28.6.13

rumah terjangkau untuk semua, kompas 22 mei 2013


Yu Sing
Rumah Terjangkau untuk Semua
KOMPAS/CORNELIUS HELMY HERLAMBANG

Yu Sing

Oleh Cornelius Helmy

Puluhan juta rakyat Indonesia masih hidup dalam kemiskinan. Tak ada waktu dan biaya bagi mereka untuk memikirkan seperti apa hunian yang layak dan nyaman. Lewat proyek filantropis Papan untuk Semua, Prima Rusdi, Mandy Marahimin, dan Yu Sing bersama biro arsitek Akanoma Bandung coba mengubahnya. Rumah berlantai dua dengan konstruksi kayu milik Uay, tukang ojek asal Dago Giri, Bandung, yang baru selesai dibangun membuat perasaan Yu Sing bercampur aduk. Pada satu sisi, ia terharu sekaligus bangga melihat Uay bersama istri dan anaknya bisa hidup lebih layak.

Namun, di sisi lain, ia kembali diingatkan, masih banyak orang Indonesia yang tak punya pilihan. Mereka terpaksa tinggal di rumah reyot karena keterbatasan dana.

Perasaan campur aduk itulah yang memantapkan Yu Sing menekuni proyek filantropis tersebut. Seperti rumah Uay, tujuan mereka adalah membangun rumah yang layak huni dengan dasar arsitektur yang baik. Keterbatasan dana untuk itu berusaha dipenuhi lewat sumbangan masyarakat melalui internet.

”Kami tengah membantu pembangunan rumah milik keluarga Supartono, warga Padalarang, Bandung Barat. Dananya sekitar Rp 30 juta, semoga bisa terlaksana dengan baik,” kata Yu Sing.

Yu Sing bercerita, dia sempat stres serta merasa terjebak rutinitas tugas dan perkuliahan saat menjadi mahasiswa Jurusan Arsitektur, Institut Teknologi Bandung (ITB), beberapa tahun lalu.

Kekhawatirannya memuncak ketika ia menyadari rutinitas itu bisa berujung hanya demi memuaskan masyarakat berkantong tebal. Padahal, sejak awal dia yakin arsitektur ada untuk semua kalangan.

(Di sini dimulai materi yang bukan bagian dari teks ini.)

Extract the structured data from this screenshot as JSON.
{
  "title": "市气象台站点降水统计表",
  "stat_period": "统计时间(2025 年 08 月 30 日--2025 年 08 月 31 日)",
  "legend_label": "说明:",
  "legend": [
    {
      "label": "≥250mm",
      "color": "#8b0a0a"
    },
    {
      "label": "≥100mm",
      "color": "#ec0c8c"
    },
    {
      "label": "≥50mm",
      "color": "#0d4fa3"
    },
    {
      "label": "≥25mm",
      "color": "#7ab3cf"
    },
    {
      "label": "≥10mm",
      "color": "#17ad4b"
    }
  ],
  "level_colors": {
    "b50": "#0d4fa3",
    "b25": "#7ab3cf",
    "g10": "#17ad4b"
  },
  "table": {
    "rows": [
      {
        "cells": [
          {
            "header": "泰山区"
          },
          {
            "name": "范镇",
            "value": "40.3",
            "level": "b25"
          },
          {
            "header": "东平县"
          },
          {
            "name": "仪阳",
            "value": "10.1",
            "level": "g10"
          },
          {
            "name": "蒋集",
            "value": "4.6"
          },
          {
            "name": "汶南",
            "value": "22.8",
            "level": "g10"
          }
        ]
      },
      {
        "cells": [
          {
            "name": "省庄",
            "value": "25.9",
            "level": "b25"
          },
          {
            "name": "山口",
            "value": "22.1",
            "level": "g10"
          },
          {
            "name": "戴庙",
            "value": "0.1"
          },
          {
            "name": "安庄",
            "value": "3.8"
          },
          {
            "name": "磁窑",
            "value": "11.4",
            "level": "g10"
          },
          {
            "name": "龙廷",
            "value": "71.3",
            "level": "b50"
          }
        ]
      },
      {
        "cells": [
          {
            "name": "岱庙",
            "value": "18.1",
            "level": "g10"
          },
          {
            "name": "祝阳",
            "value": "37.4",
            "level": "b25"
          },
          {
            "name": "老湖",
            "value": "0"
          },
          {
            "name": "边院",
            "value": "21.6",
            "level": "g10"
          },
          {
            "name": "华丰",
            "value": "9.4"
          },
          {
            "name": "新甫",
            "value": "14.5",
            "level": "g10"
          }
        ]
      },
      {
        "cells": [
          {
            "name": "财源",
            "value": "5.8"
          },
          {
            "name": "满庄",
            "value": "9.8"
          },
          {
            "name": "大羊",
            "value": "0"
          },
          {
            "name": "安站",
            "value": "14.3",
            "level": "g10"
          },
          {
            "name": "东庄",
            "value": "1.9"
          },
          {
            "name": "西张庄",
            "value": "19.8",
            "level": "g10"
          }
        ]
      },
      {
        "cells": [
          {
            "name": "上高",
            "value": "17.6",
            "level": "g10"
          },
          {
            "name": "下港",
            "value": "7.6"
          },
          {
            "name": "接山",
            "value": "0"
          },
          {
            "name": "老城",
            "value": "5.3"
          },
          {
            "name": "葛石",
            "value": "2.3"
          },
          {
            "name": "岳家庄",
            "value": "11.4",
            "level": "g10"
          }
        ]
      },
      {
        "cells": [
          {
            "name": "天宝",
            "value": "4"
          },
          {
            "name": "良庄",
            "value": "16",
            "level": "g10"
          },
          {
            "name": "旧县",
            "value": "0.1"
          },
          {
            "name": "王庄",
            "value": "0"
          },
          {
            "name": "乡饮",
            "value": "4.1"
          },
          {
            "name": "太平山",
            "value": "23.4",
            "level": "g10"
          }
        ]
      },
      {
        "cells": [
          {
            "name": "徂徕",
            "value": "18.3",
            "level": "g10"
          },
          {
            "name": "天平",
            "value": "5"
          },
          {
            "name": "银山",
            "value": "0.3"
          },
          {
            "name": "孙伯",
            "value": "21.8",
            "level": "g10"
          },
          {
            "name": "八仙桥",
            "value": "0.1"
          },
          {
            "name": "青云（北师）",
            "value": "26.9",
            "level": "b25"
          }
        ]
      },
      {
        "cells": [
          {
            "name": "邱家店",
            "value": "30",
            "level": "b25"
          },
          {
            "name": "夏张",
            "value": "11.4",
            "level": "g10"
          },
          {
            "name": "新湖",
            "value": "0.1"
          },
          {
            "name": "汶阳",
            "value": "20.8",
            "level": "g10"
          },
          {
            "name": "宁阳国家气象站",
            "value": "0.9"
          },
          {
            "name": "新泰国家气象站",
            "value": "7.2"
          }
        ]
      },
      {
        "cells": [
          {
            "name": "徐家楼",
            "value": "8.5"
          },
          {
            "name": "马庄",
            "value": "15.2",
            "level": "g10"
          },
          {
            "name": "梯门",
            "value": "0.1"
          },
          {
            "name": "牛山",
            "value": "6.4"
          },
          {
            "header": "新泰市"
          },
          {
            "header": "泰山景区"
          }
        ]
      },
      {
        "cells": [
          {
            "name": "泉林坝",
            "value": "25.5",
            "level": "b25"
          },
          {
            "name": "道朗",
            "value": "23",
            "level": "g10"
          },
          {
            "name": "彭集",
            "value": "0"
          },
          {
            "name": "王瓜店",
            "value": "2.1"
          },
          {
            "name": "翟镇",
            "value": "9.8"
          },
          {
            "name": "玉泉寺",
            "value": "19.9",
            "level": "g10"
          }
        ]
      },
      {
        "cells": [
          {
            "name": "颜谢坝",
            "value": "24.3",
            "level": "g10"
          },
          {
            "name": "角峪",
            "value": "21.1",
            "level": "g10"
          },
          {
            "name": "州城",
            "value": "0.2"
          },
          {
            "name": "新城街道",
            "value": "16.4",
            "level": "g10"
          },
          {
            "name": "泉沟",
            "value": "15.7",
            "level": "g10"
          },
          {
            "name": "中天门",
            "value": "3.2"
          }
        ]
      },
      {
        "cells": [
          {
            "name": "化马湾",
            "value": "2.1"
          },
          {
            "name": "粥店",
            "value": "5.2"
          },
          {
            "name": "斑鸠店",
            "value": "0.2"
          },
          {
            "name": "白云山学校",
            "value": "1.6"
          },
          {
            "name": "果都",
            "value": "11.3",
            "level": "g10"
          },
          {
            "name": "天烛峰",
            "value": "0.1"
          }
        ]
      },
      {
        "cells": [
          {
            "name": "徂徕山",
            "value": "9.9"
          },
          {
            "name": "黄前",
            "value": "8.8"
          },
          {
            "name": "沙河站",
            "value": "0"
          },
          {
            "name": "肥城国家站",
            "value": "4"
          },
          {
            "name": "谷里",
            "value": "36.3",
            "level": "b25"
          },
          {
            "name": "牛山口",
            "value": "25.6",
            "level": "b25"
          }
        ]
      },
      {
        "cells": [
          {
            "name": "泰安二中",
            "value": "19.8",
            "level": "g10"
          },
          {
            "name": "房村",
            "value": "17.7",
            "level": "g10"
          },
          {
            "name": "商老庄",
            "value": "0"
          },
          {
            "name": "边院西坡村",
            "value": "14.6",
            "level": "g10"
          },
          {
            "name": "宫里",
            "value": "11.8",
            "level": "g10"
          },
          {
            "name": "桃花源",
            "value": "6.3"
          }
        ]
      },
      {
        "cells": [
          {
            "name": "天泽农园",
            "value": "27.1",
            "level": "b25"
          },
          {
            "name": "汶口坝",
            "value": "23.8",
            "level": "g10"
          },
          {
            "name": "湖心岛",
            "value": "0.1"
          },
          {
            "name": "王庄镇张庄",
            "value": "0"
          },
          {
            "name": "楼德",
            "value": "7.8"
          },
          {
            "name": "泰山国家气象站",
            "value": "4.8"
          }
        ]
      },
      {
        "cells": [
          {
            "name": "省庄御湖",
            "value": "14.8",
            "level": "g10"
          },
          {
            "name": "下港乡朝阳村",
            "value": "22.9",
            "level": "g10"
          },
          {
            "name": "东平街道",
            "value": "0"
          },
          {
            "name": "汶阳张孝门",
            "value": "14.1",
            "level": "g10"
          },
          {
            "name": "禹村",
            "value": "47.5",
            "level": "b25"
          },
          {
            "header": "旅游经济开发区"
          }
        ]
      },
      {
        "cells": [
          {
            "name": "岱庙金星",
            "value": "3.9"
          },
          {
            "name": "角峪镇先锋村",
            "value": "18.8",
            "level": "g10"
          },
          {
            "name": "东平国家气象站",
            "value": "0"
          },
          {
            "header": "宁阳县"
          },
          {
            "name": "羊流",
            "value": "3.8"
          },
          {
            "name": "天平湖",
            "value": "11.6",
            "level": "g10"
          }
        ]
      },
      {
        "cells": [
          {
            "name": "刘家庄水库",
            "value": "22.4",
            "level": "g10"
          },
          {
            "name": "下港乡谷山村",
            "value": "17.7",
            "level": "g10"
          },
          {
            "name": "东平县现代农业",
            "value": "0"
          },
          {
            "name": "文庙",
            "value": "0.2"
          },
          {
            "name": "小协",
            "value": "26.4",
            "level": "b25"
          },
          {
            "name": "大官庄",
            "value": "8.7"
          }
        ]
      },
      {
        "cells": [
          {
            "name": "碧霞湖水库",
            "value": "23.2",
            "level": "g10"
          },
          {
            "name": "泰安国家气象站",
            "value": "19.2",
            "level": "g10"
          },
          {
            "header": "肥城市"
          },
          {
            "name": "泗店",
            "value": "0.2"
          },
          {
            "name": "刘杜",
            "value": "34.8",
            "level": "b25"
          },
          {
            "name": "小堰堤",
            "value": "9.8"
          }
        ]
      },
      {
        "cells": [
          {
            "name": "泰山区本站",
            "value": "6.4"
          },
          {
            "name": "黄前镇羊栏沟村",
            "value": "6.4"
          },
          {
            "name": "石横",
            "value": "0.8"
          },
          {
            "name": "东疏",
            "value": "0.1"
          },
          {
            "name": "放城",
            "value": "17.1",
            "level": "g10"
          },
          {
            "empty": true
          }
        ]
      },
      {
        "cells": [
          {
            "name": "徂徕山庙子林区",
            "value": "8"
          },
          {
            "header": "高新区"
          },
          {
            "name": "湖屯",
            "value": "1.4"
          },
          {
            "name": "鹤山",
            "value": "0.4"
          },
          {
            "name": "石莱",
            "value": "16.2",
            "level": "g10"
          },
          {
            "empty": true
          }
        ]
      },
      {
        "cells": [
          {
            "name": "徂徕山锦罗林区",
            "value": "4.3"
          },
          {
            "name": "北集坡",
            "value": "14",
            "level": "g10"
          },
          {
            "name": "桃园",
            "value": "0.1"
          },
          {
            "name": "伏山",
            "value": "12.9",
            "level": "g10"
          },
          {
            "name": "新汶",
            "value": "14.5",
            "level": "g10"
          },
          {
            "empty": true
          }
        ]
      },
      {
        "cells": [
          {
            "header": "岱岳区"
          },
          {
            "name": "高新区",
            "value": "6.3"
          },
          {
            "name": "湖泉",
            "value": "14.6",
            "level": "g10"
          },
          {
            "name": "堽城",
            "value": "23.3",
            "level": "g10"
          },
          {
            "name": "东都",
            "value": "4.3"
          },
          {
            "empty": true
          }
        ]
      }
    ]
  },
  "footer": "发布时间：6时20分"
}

Baru tahun 2008 atau sembilan tahun setelah lulus perguruan tinggi, jawaban pertanyaannya itu mulai tampak. Bermula dari membangun rumahnya di Pharmindo, Cimahi, ia bereksperimen membangun rumah murah dengan perawatan minim.

Lantai rumah seluas sekitar 100 meter persegi hanya disemen dan menggunakan lantai pecahan marmer sisa pabrik. Untuk memudahkan perawatan, kusen jendela menggunakan aluminium. Pintu pun dipasang tanpa kusen. Sementara tangga beton dilapisi kayu pinus bekas peti kemas. Pelat beton itu dibiarkan telanjang tanpa proses akhir. Hanya bagian dinding tertentu yang dicat.

”Untuk luas bangunan 1 meter persegi dibutuhkan biaya Rp 1.500.000. Hasilnya memuaskan walau masih banyak kekurangan ketimbang tinggal di rumah yang sudah disediakan begitu saja oleh pengembang,” katanya.

Pengalaman bahagia itu, menurut Yu Sing, ingin dibagikan dan membawanya pada banyak kerja dengan penerapan pola serupa. Mayoritas desain rumah berbiaya murah, tetapi berkualitas.

Sampai pada 2009 ada penerbit yang tertarik membukukan delapan desain rumah yang pernah dibuatnya. Buku itu berjudul Mimpi Rumah Murah. Biaya pembangunan untuk desain rumah karya Yu Sing itu sebesar Rp 50 juta-Rp 250 juta per unit. Tak lama setelah diterbitkan, setidaknya 40 orang minta dibuatkan desain rumah seperti itu.

Kewalahan dengan permintaan tersebut, Yu Sing lalu meminta bantuan dari rekan arsitek lain yang peduli pada masalah yang sama. Ternyata cukup banyak arsitek yang sejalan dengan pemikirannya. Namun, itu tak berarti semuanya berjalan mulus.

Yu Sing pernah dianggap menyebabkan desain arsitektur tak lagi eksklusif. Biaya murah pembangunan rumah pun berisiko dianggap sebagai desain murahan.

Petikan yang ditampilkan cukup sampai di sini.